Wade suddenly sprang up, nearly tumbling off the carpet.
"Back already? That was quick," Su Ming said, glancing at him before refocusing on the horizon, their new target.
"Slade, I thought you only screwed me over, but you're actually looking out for me. Thanks, man." Wade wiped his eyes, brushing away nonexistent tears. "That was the ultimate high. I didn't know skeletons were that wild. If I didn't know it was a dream, I wouldn't have wanted to wake up."
Su Ming shot Ciri a look. Told you.
Loki thought blocking the soul route would cut Su Ming off from Death, but he couldn't stop Deadpool.
Just toss his strapping, nutty cousin at Death, and how could that lonely widow resist? Death's skeletal face wouldn't find Wade's dried-avocado-and-baby-vomit mug too out of place, right?
Death and Deadpool's first official meeting was likely post-Infinity War, but they'd crossed paths earlier.
During the Weapon X experiments, Wade teetered on death's edge multiple times. In a haze, he felt a soft, cold body, channeling his pain into desire.
That was Death.
Curious about who wouldn't stay dead, Death found Wade amusing, a joker who could entertain her. She wanted him to die for real and keep her company.
Sadly, Wade's cancer-riddled brain was foggy then. He mistook it all for a hallucination, thinking the cold body was Vanessa's, which gave him the will to survive the experiments and seek revenge.
Death left, disappointed, because Wade chose vengeance over her.
Then Thanos, her jealous suitor, found out about her and Wade, cursing Deadpool to eternal life, forever separated from Death.
Wade remained clueless about it all.
He later killed Francis for revenge, moved in with Vanessa, and kept merc-ing, though his wandering third leg got him entangled with plenty of women.
That was Deadpool's original story.
Now, in 1945, Wade shouldn't even exist. Sending him to Death now would turn their future reunion into a rekindled romance, though he'd probably still fail to recognize her.
Skeletons all look alike—pale, with black eye sockets. How's a merc, not a forensic expert, supposed to tell them apart?

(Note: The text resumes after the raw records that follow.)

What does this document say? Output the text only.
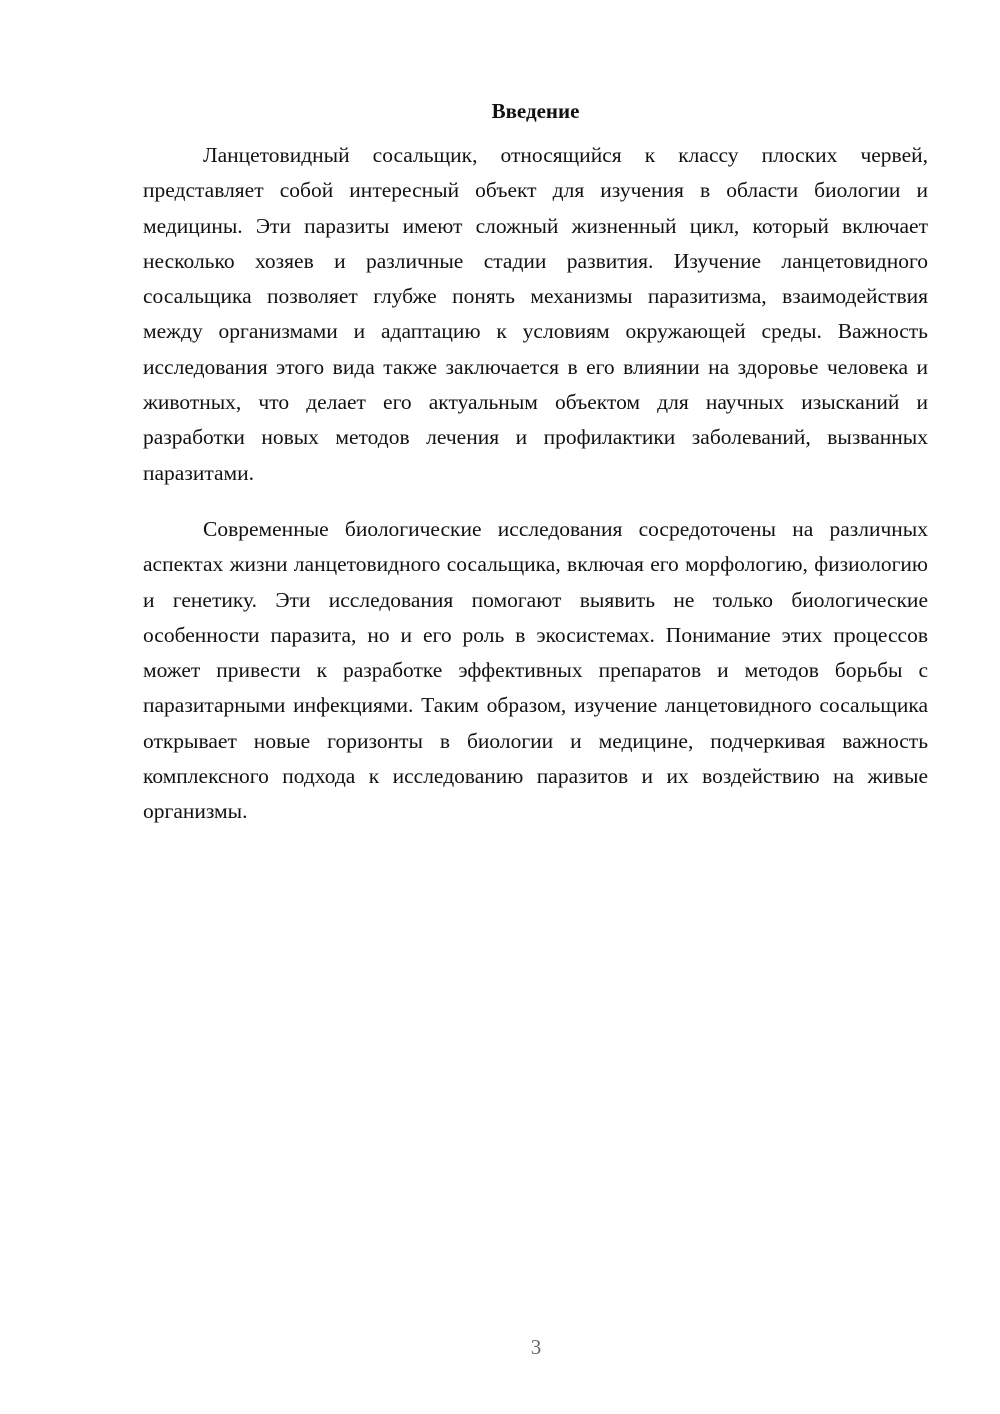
Введение

Ланцетовидный сосальщик, относящийся к классу плоских червей, представляет собой интересный объект для изучения в области биологии и медицины. Эти паразиты имеют сложный жизненный цикл, который включает несколько хозяев и различные стадии развития. Изучение ланцетовидного сосальщика позволяет глубже понять механизмы паразитизма, взаимодействия между организмами и адаптацию к условиям окружающей среды. Важность исследования этого вида также заключается в его влиянии на здоровье человека и животных, что делает его актуальным объектом для научных изысканий и разработки новых методов лечения и профилактики заболеваний, вызванных паразитами.

Современные биологические исследования сосредоточены на различных аспектах жизни ланцетовидного сосальщика, включая его морфологию, физиологию и генетику. Эти исследования помогают выявить не только биологические особенности паразита, но и его роль в экосистемах. Понимание этих процессов может привести к разработке эффективных препаратов и методов борьбы с паразитарными инфекциями. Таким образом, изучение ланцетовидного сосальщика открывает новые горизонты в биологии и медицине, подчеркивая важность комплексного подхода к исследованию паразитов и их воздействию на живые организмы.

3
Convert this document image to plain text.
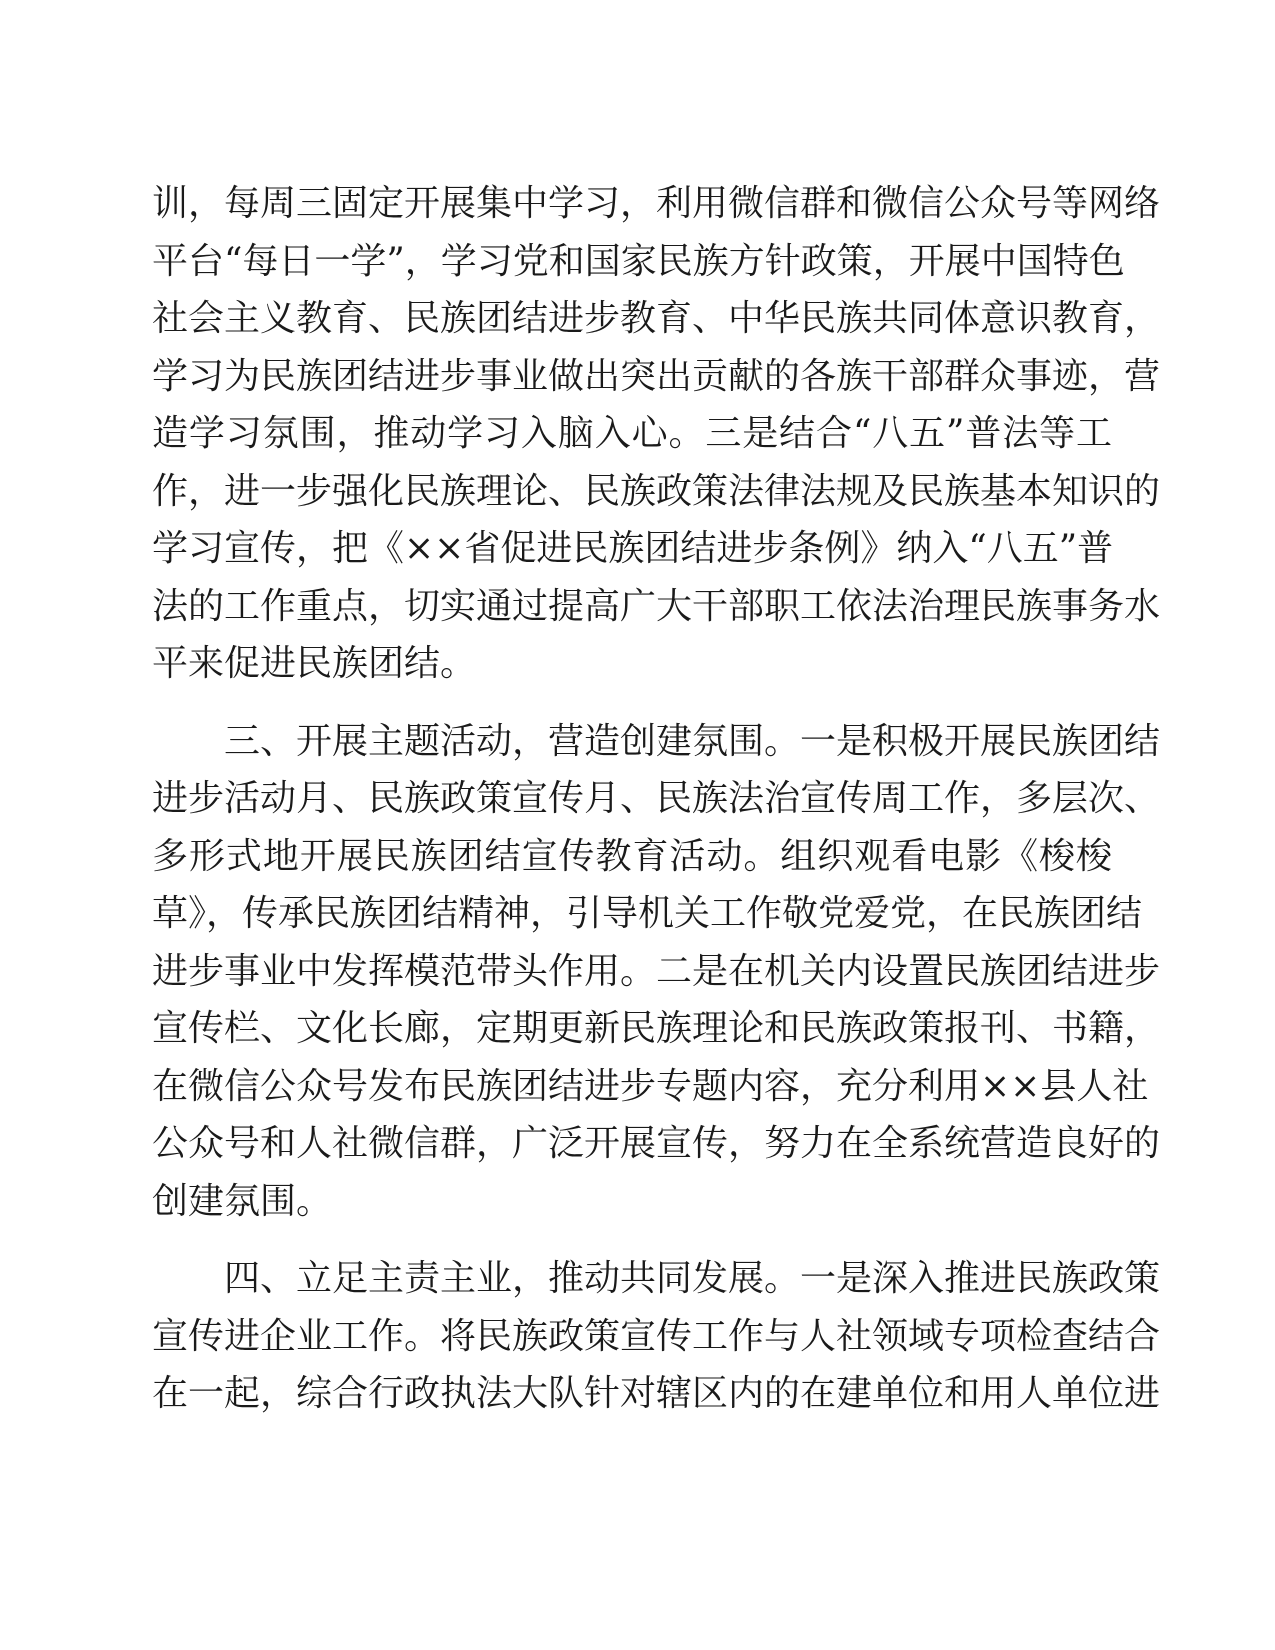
训，每周三固定开展集中学习，利用微信群和微信公众号等网络
平台“每日一学”，学习党和国家民族方针政策，开展中国特色
社会主义教育、民族团结进步教育、中华民族共同体意识教育，
学习为民族团结进步事业做出突出贡献的各族干部群众事迹，营
造学习氛围，推动学习入脑入心。三是结合“八五”普法等工
作，进一步强化民族理论、民族政策法律法规及民族基本知识的
学习宣传，把《××省促进民族团结进步条例》纳入“八五”普
法的工作重点，切实通过提高广大干部职工依法治理民族事务水
平来促进民族团结。
三、开展主题活动，营造创建氛围。一是积极开展民族团结
进步活动月、民族政策宣传月、民族法治宣传周工作，多层次、
多形式地开展民族团结宣传教育活动。组织观看电影《梭梭
草》，传承民族团结精神，引导机关工作敬党爱党，在民族团结
进步事业中发挥模范带头作用。二是在机关内设置民族团结进步
宣传栏、文化长廊，定期更新民族理论和民族政策报刊、书籍，
在微信公众号发布民族团结进步专题内容，充分利用××县人社
公众号和人社微信群，广泛开展宣传，努力在全系统营造良好的
创建氛围。
四、立足主责主业，推动共同发展。一是深入推进民族政策
宣传进企业工作。将民族政策宣传工作与人社领域专项检查结合
在一起，综合行政执法大队针对辖区内的在建单位和用人单位进
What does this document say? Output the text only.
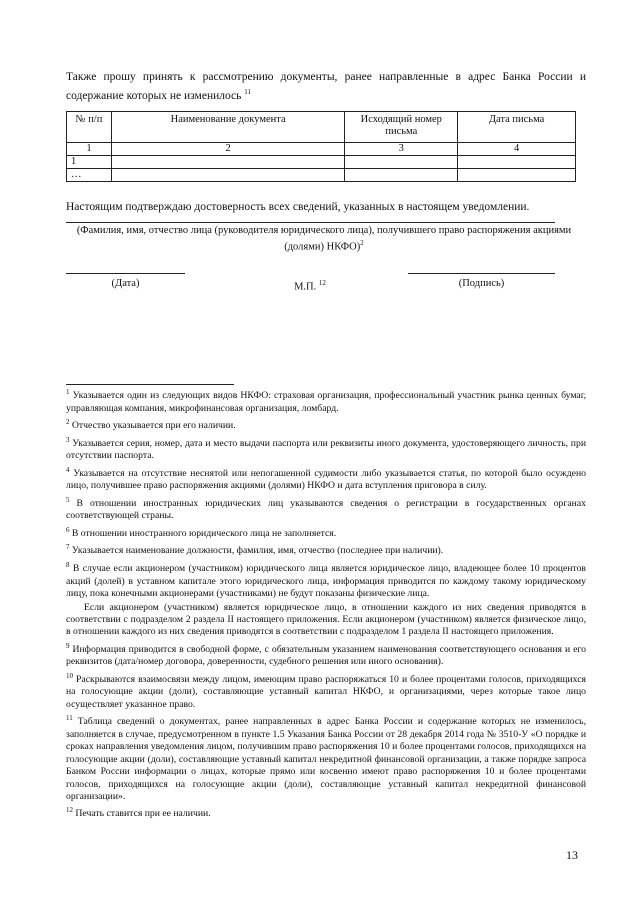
Также прошу принять к рассмотрению документы, ранее направленные в адрес Банка России и содержание которых не изменилось $^{11}$
№ п/п	Наименование документа	Исходящий номер письма	Дата письма
1	2	3	4
1			
…			
Настоящим подтверждаю достоверность всех сведений, указанных в настоящем уведомлении.
(Фамилия, имя, отчество лица (руководителя юридического лица), получившего право распоряжения акциями (долями) НКФО)$^2$
(Дата)	М.П. $^{12}$	(Подпись)

$^1$ Указывается один из следующих видов НКФО: страховая организация, профессиональный участник рынка ценных бумаг, управляющая компания, микрофинансовая организация, ломбард.

$^2$ Отчество указывается при его наличии.

$^3$ Указывается серия, номер, дата и место выдачи паспорта или реквизиты иного документа, удостоверяющего личность, при отсутствии паспорта.

$^4$ Указывается на отсутствие неснятой или непогашенной судимости либо указывается статья, по которой было осуждено лицо, получившее право распоряжения акциями (долями) НКФО и дата вступления приговора в силу.

$^5$ В отношении иностранных юридических лиц указываются сведения о регистрации в государственных органах соответствующей страны.

$^6$ В отношении иностранного юридического лица не заполняется.

$^7$ Указывается наименование должности, фамилия, имя, отчество (последнее при наличии).

$^8$ В случае если акционером (участником) юридического лица является юридическое лицо, владеющее более 10 процентов акций (долей) в уставном капитале этого юридического лица, информация приводится по каждому такому юридическому лицу, пока конечными акционерами (участниками) не будут показаны физические лица.

Если акционером (участником) является юридическое лицо, в отношении каждого из них сведения приводятся в соответствии с подразделом 2 раздела II настоящего приложения. Если акционером (участником) является физическое лицо, в отношении каждого из них сведения приводятся в соответствии с подразделом 1 раздела II настоящего приложения.

$^9$ Информация приводится в свободной форме, с обязательным указанием наименования соответствующего основания и его реквизитов (дата/номер договора, доверенности, судебного решения или иного основания).

$^{10}$ Раскрываются взаимосвязи между лицом, имеющим право распоряжаться 10 и более процентами голосов, приходящихся на голосующие акции (доли), составляющие уставный капитал НКФО, и организациями, через которые такое лицо осуществляет указанное право.

$^{11}$ Таблица сведений о документах, ранее направленных в адрес Банка России и содержание которых не изменилось, заполняется в случае, предусмотренном в пункте 1.5 Указания Банка России от 28 декабря 2014 года № 3510-У «О порядке и сроках направления уведомления лицом, получившим право распоряжения 10 и более процентами голосов, приходящихся на голосующие акции (доли), составляющие уставный капитал некредитной финансовой организации, а также порядке запроса Банком России информации о лицах, которые прямо или косвенно имеют право распоряжения 10 и более процентами голосов, приходящихся на голосующие акции (доли), составляющие уставный капитал некредитной финансовой организации».

$^{12}$ Печать ставится при ее наличии.

13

But that was Su Ming's plan: have Wade catch Death's attention now, ensuring Loki's moves would fall under her gaze.
Wade was the only known human to visit Death's garden and return safely. Maybe Su Ming could too, but he preferred DC's Death.
Marvel's Death waffled between Thanos and Deadpool, enjoying the purple simp's devotion while craving the red-and-black avocado's thrills.
Problem was, she was too dedicated to her job, always trying to hasten death's arrival, with her purple simp eagerly enabling her.
Even if it left him with nothing in the end.
DC's Death, by contrast, was calmer. As a personified concept, she smiled and waited patiently, never hastening or delaying anyone's end.
Overall, DC's felt more human; Marvel's was more like a program. Neither was better—both were Death.
But if Su Ming had a choice, he'd prefer a normal process when his time came.
The more humanized a concept, the more exploitable it was. No matter how powerful, Death couldn't guard against Deathstroke's calculated schemes.
When Wade faced Loki or even Odin, who would Death side with? The answer was obvious. Sometimes, an unreasonable concept could be quite useful.